Cervical cancer symptoms do not usually occur. Some women may notice the following symptoms:
- Abnormal bleeding between menstrual periods, after sexual intercourse or after menopause.
- Pelvic pain.
- Pain during sex (intercourse).
Risk Factors & Prevention
Women are at a greater risk for cervical cancer if they:
- Have a Human Papilloma Virus (HPV) infection – a sexually transmitted disease (STD).

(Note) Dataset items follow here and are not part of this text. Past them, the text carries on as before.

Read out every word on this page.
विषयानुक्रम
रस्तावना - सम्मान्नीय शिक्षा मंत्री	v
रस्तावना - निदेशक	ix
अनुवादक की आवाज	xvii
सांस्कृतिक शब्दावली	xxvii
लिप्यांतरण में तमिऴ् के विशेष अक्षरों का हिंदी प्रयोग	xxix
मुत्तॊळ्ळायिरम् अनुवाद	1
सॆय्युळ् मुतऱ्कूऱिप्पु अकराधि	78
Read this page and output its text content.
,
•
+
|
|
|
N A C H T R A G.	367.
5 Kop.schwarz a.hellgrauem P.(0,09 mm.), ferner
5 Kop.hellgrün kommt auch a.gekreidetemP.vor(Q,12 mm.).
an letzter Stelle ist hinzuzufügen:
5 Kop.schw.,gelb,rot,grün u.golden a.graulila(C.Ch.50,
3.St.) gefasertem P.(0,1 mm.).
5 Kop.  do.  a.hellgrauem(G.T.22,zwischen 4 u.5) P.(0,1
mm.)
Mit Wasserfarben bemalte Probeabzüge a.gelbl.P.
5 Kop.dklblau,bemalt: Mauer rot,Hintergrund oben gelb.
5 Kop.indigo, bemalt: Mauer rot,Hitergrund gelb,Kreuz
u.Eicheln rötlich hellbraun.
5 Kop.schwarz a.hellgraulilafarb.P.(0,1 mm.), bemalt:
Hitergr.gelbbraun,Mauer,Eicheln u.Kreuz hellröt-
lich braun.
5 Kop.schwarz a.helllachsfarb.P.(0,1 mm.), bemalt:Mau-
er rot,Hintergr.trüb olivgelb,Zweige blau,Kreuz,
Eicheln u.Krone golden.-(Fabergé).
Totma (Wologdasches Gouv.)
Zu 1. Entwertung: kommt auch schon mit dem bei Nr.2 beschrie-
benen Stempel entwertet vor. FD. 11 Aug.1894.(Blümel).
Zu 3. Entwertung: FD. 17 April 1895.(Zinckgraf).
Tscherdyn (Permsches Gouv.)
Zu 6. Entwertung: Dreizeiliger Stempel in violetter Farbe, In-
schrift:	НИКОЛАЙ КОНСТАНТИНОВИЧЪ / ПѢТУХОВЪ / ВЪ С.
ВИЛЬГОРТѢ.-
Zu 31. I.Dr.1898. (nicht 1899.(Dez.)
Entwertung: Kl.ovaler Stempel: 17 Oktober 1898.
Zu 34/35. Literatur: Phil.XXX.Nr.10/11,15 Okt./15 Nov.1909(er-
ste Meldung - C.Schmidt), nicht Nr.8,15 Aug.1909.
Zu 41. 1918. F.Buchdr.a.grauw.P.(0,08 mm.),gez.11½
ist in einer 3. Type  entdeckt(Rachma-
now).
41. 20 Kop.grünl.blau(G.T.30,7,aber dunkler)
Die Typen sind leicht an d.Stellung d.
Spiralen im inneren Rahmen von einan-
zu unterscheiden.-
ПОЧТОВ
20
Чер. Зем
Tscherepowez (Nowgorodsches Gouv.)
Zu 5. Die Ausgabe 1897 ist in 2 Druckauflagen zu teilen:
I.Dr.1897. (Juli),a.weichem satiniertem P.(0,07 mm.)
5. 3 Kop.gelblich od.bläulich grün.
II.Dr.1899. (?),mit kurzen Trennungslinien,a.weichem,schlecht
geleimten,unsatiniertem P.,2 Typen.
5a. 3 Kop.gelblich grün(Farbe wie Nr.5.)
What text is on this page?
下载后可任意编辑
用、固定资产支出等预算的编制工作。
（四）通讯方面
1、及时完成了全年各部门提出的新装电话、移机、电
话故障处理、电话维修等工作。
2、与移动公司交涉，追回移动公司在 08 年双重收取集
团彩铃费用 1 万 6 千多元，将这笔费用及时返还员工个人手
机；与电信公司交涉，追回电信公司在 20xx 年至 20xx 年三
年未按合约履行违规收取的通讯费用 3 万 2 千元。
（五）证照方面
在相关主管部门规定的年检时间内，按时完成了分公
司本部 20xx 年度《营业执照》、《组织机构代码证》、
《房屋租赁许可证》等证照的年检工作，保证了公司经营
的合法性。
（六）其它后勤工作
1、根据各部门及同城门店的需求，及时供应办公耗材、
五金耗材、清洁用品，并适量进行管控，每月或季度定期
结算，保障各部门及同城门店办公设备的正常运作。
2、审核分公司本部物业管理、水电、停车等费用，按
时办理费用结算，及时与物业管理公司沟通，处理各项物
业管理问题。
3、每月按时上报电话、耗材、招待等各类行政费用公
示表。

- Smoke or are exposed to smoke.
- Have a weakened immune system, for example, from HIV infection.
- Miss regular Pap tests.
- Have many sexual partners.
- Use birth control pills for a long period of time.
- Have many children.
- Were exposed to diethylstilbestrol (DES) before you were born.
Several controllable risk factors such as infection with Human Papilloma Virus (HPV) - a sexually transmitted disease (STD), smoking and a weak immune system can increase the risk of cervical cancer. By controlling risk factors and having regular Pap tests performed, you can help prevent cervical cancer.
Pap test screening recommendations:
- 21-29 years of age - annual Pap test or three years after sexual activity begins.
- 30-39 years of age - women who have had three normal Pap test results in a row, may be screened every two to three years.
- 40-49 years of age - women who have had three normal Pap test results in a row, may be screened every two to three years.
- 50 years of age or older - women who have had three normal Pap test results in a row, may be screened every two to three years.